Common cattail is a very familiar inhabitant of wet areas throughout the Americas, as well as in
Europe, Asia, and Africa. It is a vigorous colonizer of disturbed areas
with shallow water for much or all of the season. It forms dense colonies, spreading by cloning itself, and is
common in roadside drainage ditches and ponds and swamps. In fact, cattails have thrived because humans
are always reshaping the landscape. Over time, they are replaced by other species,
still present but less dominant.
Plants: 3-9½′ (1-3 m) tall, with long, thick, flat,
straplike pointed leaves like giant grass blades.
Leaves: ⅛-1″ (6-29 mm) wide and up to 8′ (2.5 m)
long.
Flowers: A single stout smooth stem, up to ½″ (1.3 cm) around, supports the flowerhead. A large sausage-shaped
female flowerhead is the most noticeable characteristic.

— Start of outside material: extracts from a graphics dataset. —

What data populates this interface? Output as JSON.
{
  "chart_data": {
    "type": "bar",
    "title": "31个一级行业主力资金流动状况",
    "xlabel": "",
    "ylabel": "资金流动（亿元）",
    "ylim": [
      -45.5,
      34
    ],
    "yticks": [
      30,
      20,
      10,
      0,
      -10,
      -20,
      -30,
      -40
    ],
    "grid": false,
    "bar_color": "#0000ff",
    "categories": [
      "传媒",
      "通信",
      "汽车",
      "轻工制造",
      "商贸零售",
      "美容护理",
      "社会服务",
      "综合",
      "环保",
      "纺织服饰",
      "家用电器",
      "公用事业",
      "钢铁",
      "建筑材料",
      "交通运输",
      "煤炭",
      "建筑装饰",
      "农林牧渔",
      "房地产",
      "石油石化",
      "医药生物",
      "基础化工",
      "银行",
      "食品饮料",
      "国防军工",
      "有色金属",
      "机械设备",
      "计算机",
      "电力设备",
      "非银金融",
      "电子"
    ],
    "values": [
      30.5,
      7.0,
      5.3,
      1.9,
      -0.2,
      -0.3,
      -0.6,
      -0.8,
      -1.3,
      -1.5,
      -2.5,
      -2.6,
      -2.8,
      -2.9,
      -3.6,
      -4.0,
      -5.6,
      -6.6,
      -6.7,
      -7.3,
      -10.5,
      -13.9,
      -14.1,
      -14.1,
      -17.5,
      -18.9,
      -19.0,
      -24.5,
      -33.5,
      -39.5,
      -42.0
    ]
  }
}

It is ⅝-1¾″ thick ⨉ 6-10″ tall (1.8-5 ⨉ 15-25 cm).
Above it is a narrower spike of male flowers, sometimes separated from the male spike by up to
1½″ (3.8 cm). Flowers appear from June to July. As the plant ages, the male flowers wither, and the female
spike turns dark brown, feeling like dense felt.

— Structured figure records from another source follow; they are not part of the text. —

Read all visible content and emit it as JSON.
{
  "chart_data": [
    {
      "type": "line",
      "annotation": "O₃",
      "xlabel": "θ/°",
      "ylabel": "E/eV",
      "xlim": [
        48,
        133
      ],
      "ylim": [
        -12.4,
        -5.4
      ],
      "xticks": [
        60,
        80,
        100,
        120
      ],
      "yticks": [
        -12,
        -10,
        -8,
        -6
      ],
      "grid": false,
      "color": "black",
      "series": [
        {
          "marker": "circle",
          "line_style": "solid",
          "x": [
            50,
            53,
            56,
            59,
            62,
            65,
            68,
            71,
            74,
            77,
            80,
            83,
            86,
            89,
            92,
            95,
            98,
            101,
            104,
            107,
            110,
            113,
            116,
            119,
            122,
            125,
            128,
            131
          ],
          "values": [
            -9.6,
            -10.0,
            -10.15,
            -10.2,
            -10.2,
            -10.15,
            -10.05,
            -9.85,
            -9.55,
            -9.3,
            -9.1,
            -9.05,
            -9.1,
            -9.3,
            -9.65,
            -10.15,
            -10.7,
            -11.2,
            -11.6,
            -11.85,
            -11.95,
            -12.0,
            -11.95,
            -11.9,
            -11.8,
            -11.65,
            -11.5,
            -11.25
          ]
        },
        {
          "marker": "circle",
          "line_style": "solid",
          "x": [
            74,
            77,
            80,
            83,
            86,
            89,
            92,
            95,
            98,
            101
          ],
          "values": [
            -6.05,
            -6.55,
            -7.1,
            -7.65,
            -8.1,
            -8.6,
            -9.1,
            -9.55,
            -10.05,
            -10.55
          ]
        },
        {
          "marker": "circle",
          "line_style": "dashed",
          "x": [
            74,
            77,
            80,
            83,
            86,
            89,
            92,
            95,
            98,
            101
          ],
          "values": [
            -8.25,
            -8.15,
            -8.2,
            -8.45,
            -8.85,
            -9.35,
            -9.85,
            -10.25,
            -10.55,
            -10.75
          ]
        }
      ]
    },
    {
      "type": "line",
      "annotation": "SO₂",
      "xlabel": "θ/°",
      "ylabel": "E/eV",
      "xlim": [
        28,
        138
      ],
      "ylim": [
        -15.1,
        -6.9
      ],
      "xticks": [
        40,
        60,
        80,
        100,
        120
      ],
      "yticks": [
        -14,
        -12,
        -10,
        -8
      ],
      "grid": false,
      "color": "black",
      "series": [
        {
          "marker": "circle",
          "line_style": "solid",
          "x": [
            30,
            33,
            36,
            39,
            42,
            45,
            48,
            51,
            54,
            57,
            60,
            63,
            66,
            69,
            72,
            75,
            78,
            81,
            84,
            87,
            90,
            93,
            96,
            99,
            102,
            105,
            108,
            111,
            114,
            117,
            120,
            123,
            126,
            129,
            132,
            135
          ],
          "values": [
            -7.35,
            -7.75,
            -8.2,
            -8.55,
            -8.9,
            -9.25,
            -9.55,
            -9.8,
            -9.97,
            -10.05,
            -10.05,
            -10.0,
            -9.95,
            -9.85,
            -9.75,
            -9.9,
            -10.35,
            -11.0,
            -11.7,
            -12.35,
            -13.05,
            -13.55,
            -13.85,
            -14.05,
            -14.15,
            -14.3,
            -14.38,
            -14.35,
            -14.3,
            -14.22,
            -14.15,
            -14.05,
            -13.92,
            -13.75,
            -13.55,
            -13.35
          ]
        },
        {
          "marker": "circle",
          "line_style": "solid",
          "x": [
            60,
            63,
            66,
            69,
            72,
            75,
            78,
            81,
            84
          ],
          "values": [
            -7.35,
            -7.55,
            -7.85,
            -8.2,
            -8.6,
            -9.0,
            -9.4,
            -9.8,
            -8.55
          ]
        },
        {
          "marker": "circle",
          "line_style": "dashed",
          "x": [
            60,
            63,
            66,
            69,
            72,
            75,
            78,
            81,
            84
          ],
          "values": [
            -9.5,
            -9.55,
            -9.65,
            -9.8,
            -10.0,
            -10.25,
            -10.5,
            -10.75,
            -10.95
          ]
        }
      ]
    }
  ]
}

Fruits: If the flowers were fertilized, they produce small nutlike
achenes or seeds. Gradually the seeds peel away from the stem, floating on windborne
parachutes to begin again.
These plants hybridize freely with narrower varieties, so there are many subtle variations. We
distinguish here only between this and Typha angustifolia,
narrow-leaved cattails.
Edibility: Cattail roots may be eaten after peeling and cooking them.
Leaf bases and peeled stems are edible, cooked or raw. Young flower spikes are also edible.